In which i'm a curmudgeon

Mar 13, 2007 21:47

What the fuck am I doing in Washington DC? This is a question I have yet to really answer myself. Yes, it is spring break, and yes the usually means a “break” of sorts, but there is nothing really that should bring me to this city. As far as I can tell, it is entirely populated by politics and museums, neither of which I care for all that much. Museums have always seemed like the ultimate exercise in passive learning. Basically you spend the entire day walking from room to room being talked at (either in the form of placards, video displays, or people who get paid to basically tell you why items you would give no mind to are actually historically important… for some reason). I know what you’re saying, Ian you just don’t like standing for long period of time pretending to be interested in a subject matter that you don’t really know anything about, and I would say that you’ve sussed it. But seriously, my father wants to go to a garden museum… it is a museum on gardens. I’m sure there will be garden exhibits, photos of historic gardens, some how-to instillations perhaps, but in all honesty I can’t see myself spending four hours to take in the nuances of late 18th century English gardening techniques. As for art museums, I’m not going to pretend I’m more high brow than I actually am. Let’s face it, visual aesthetics and I don’t get along. Too antsy. Maybe I just miss the science museums of my youth, climbing over 50 foot globes, watching giant lighting bolts being shot at faraday cages (but what of the person inside???). Oh, those were the days. To bad people look at you like a freak if you’re walking around the children’s museum of science with out a child.

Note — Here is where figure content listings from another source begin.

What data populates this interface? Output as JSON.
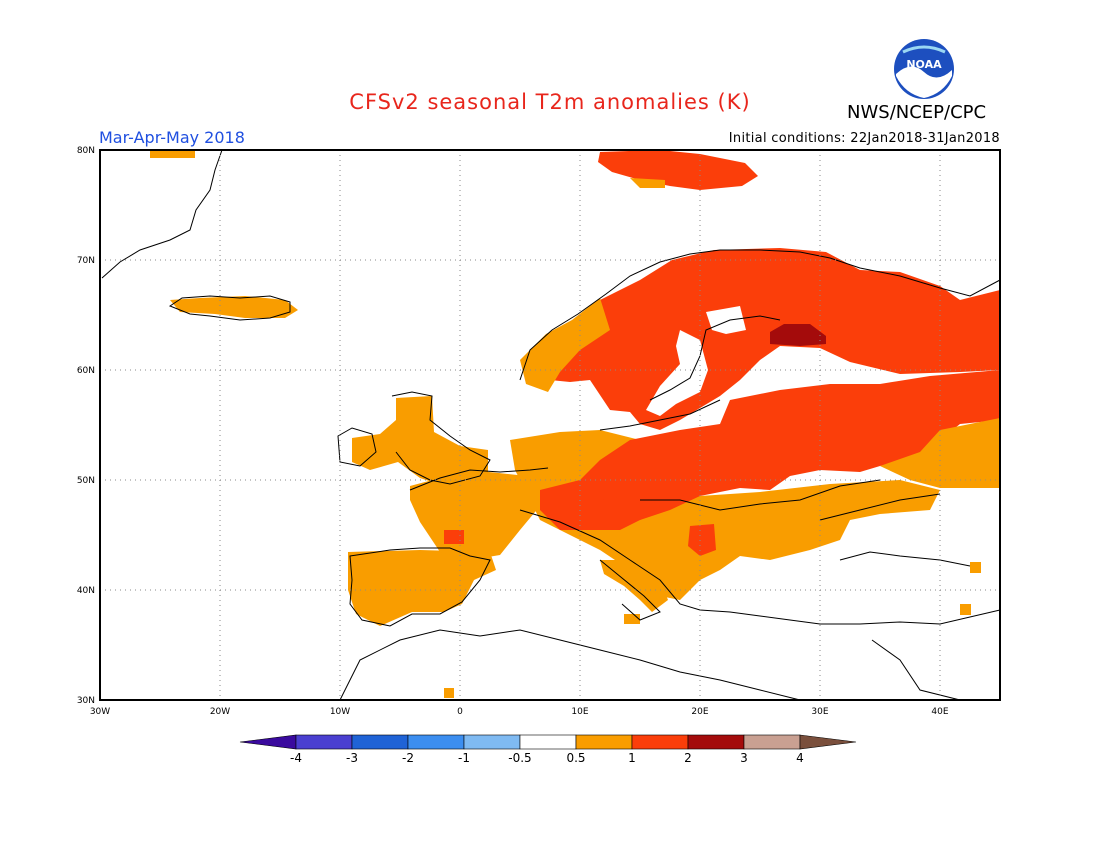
{
  "header": {
    "title": "CFSv2 seasonal T2m anomalies (K)",
    "season": "Mar-Apr-May 2018",
    "initial_conditions": "Initial conditions: 22Jan2018-31Jan2018",
    "agency": "NWS/NCEP/CPC",
    "logo_icon": "noaa-logo-icon"
  },
  "axes": {
    "lon_ticks": [
      "30W",
      "20W",
      "10W",
      "0",
      "10E",
      "20E",
      "30E",
      "40E"
    ],
    "lat_ticks": [
      "30N",
      "40N",
      "50N",
      "60N",
      "70N",
      "80N"
    ],
    "lon_range": [
      -30,
      45
    ],
    "lat_range": [
      30,
      80
    ],
    "grid": true
  },
  "colorbar": {
    "labels": [
      "-4",
      "-3",
      "-2",
      "-1",
      "-0.5",
      "0.5",
      "1",
      "2",
      "3",
      "4"
    ],
    "colors": [
      "#3a0a9e",
      "#4a3fd0",
      "#1f63d6",
      "#3c8ef0",
      "#7fbaf2",
      "#ffffff",
      "#f99d00",
      "#fb3e0a",
      "#a40b0b",
      "#c9a092",
      "#7a4f3c"
    ]
  },
  "colors": {
    "anomaly_0_5_to_1": "#f99d00",
    "anomaly_1_to_2": "#fb3e0a",
    "anomaly_2_to_3": "#a40b0b"
  }
}
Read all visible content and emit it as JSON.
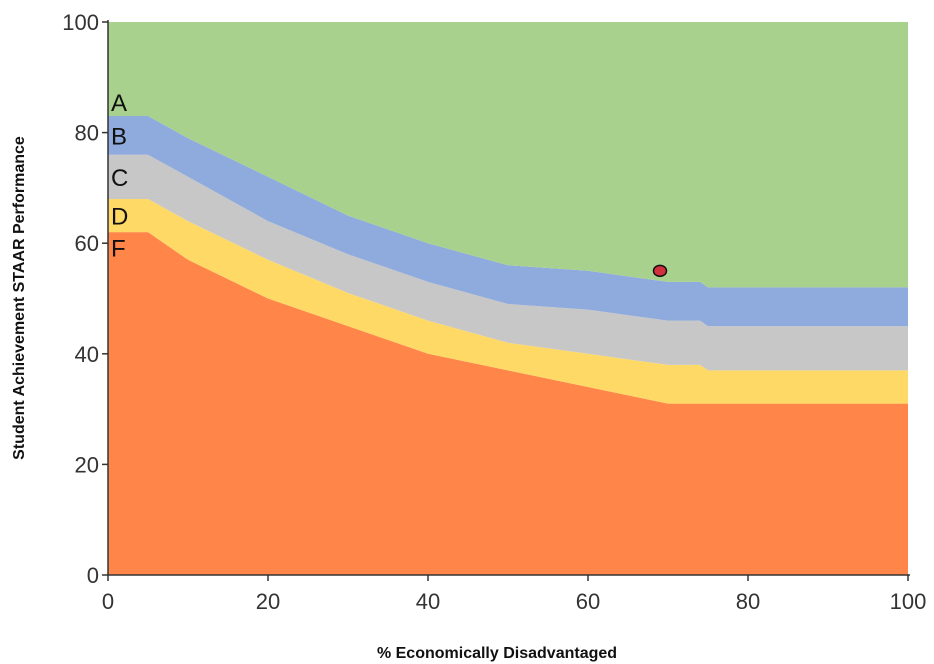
{
  "chart_data": {
    "type": "area",
    "title": "",
    "xlabel": "% Economically Disadvantaged",
    "ylabel": "Student Achievement STAAR Performance",
    "xlim": [
      0,
      100
    ],
    "ylim": [
      0,
      100
    ],
    "x_ticks": [
      0,
      20,
      40,
      60,
      80,
      100
    ],
    "y_ticks": [
      0,
      20,
      40,
      60,
      80,
      100
    ],
    "grid": false,
    "x": [
      0,
      5,
      10,
      20,
      30,
      40,
      50,
      60,
      70,
      74,
      75,
      80,
      90,
      100
    ],
    "boundaries": [
      {
        "name": "F/D",
        "values": [
          62,
          62,
          57,
          50,
          45,
          40,
          37,
          34,
          31,
          31,
          31,
          31,
          31,
          31
        ]
      },
      {
        "name": "D/C",
        "values": [
          68,
          68,
          64,
          57,
          51,
          46,
          42,
          40,
          38,
          38,
          37,
          37,
          37,
          37
        ]
      },
      {
        "name": "C/B",
        "values": [
          76,
          76,
          72,
          64,
          58,
          53,
          49,
          48,
          46,
          46,
          45,
          45,
          45,
          45
        ]
      },
      {
        "name": "B/A",
        "values": [
          83,
          83,
          79,
          72,
          65,
          60,
          56,
          55,
          53,
          53,
          52,
          52,
          52,
          52
        ]
      }
    ],
    "grades": [
      {
        "letter": "A",
        "color": "#a8d18d"
      },
      {
        "letter": "B",
        "color": "#8faadc"
      },
      {
        "letter": "C",
        "color": "#c7c7c7"
      },
      {
        "letter": "D",
        "color": "#ffd966"
      },
      {
        "letter": "F",
        "color": "#ff8548"
      }
    ],
    "points": [
      {
        "x": 69,
        "y": 55,
        "color": "#d0313c"
      }
    ]
  }
}
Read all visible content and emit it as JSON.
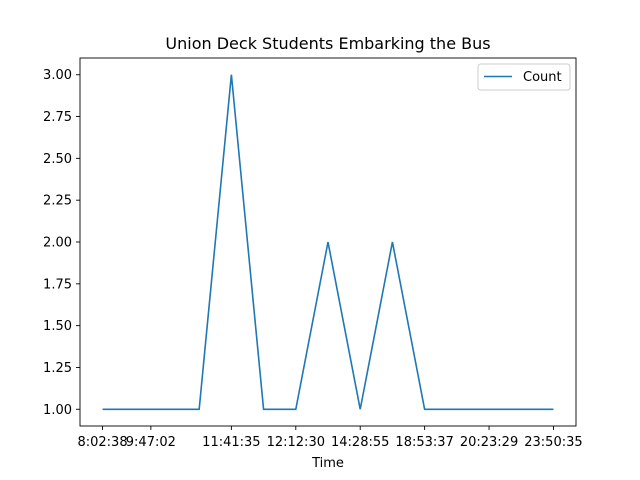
{
  "chart_data": {
    "type": "line",
    "title": "Union Deck Students Embarking the Bus",
    "xlabel": "Time",
    "ylabel": "",
    "x_tick_labels": [
      "8:02:38",
      "9:47:02",
      "11:41:35",
      "12:12:30",
      "14:28:55",
      "18:53:37",
      "20:23:29",
      "23:50:35"
    ],
    "x_tick_positions": [
      0,
      1.5,
      4,
      6,
      8,
      10,
      12,
      14
    ],
    "y_ticks": [
      1.0,
      1.25,
      1.5,
      1.75,
      2.0,
      2.25,
      2.5,
      2.75,
      3.0
    ],
    "y_tick_labels": [
      "1.00",
      "1.25",
      "1.50",
      "1.75",
      "2.00",
      "2.25",
      "2.50",
      "2.75",
      "3.00"
    ],
    "ylim": [
      0.9,
      3.1
    ],
    "xlim": [
      -0.7,
      14.7
    ],
    "x": [
      0,
      1,
      2,
      3,
      4,
      5,
      6,
      7,
      8,
      9,
      10,
      11,
      12,
      13,
      14
    ],
    "series": [
      {
        "name": "Count",
        "color": "#1f77b4",
        "values": [
          1,
          1,
          1,
          1,
          3,
          1,
          1,
          2,
          1,
          2,
          1,
          1,
          1,
          1,
          1
        ]
      }
    ],
    "legend": "top-right",
    "grid": false
  }
}
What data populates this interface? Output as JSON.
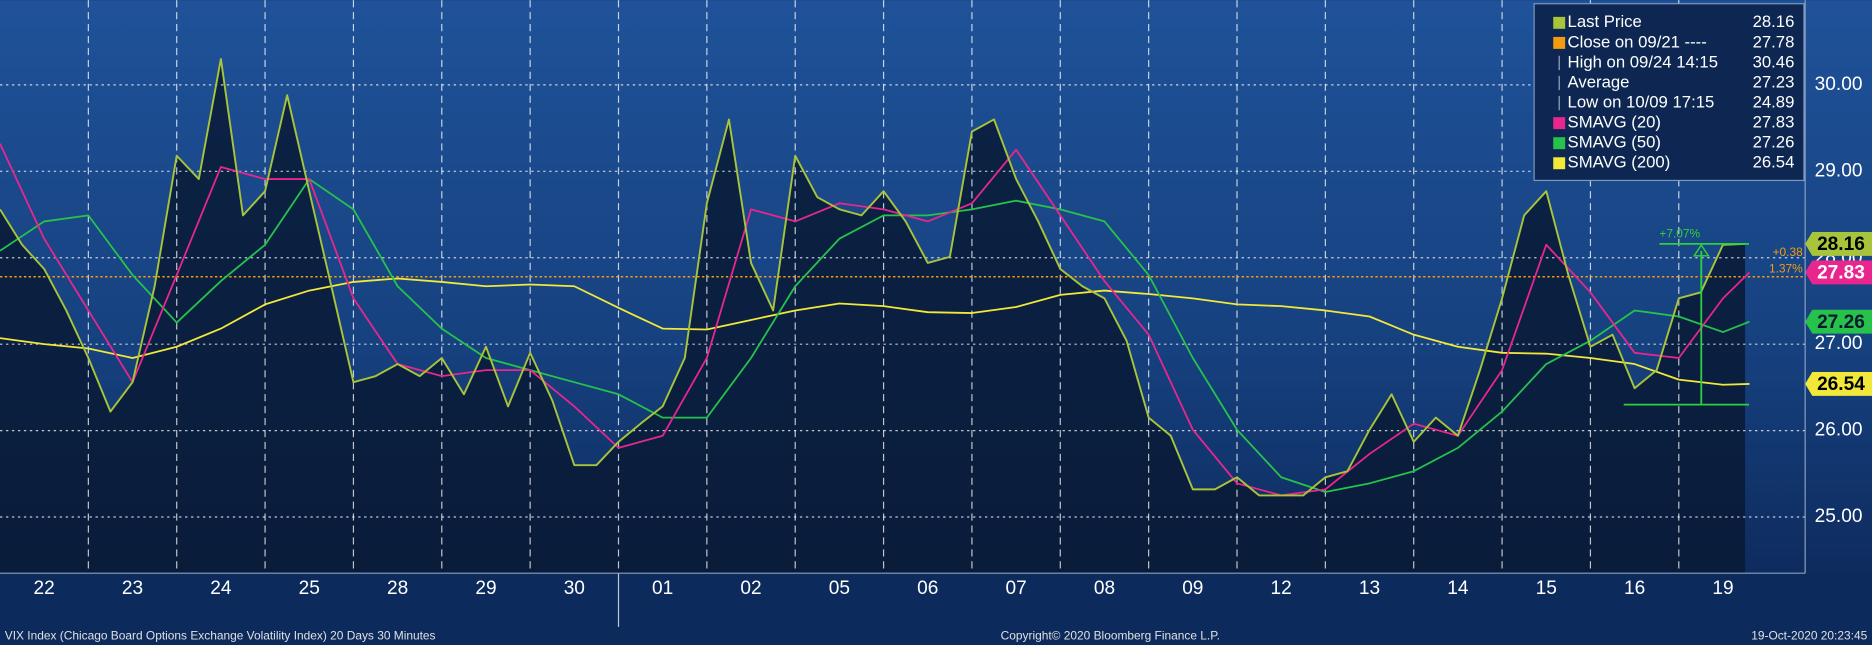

There are also monuments here in DC, though, and at least I can handle monuments in theory. Either they involve large things (like towers or statues) or grand, emotional metaphors, but in practice I bet all the monuments you have seen in your life have blended together into one giant memory: you are surrounded by a lot of people, you stare at the thing in question, and you try to convince yourself that the longer you stand still the more poignant the thing will somehow become. Sort of like the grand canyon, people keep telling you it says something about the majestic nature, and powerful force of the world… but all in all the whole experience shouldn’t take you more than five or ten minutes. After that it just becomes a big hole with some rocks, but maybe I’m just overly cynical.

It’s going to be a hard week, if only for the fact that I don’t normally have to deal with my parents by myself. Usually my brother is around to help carry the burden of small talk and platitudes, as he is much better at handling such things, but instead he took off to Austin for SXSW. Yeah, I can see who won in this case.

And it’s not that I particularly dislike my family, because I couldn’t ask for a more supportive and loving environment, it’s just as if they hit 55 and stopped talking about anything other than the weather. I mean really, I have only been in the city for 4 hours, and already I have heard that the weather is beautiful 200 times. (60 percent of which were followed with a comment like “it’s so good to see no snow on the ground!” and the other 40 percent were followed with something like “It’s so great to be out of Maine!” My mother also has a tendency to tell every passing person our life stories.

“so, that’s two rooms?”
“yes, one for us and one for our son Ian. He just flew in from Iowa where he goes to school… Ph.D. you know, but we actually came in from Maine. The weather is just so wonderful here, it’s just so great to be out side and not see snow on the ground…” and so forth. I’m just off to the side just thinking “why does she have to know I go to school in iowa? Why does she have to know it’s for a Ph.D.?”

Along these same lines, there also comes a point in every trip when we end up at a Japanese restaurant and my mother feels the need to tell the waitress that I studied Japanese in college, leaving me to wonder what my mother hopes to get from revealing this piece of information. Does she hope the waitress will give me a vocab quiz? Perhaps ask my hand in marriage? It’s all a mystery to me.

I can’t really blame them though, since I generally take the philosophy that I would rather say nothing than resort to pleasantries and small talk. I have sort of given up trying to communicate with my parents on a somewhat real basis as the last time I tried to joke around with my mother it went somewhat like this:

Me: Yeah mom, no my friend is looking it up on wikipedia. It’s this online Encyclopedia, have you ever used it?

This comment deeply insulted her, and she then yelled at me for ten minutes, claiming that I accused her of not knowing how to use a computer. My friend rightly said that this is somewhat akin to asking someone if they had read Moby Dick and having them say that you accused them of being illiterate. They are crazy folks, but damnit if I don’t love them anyways.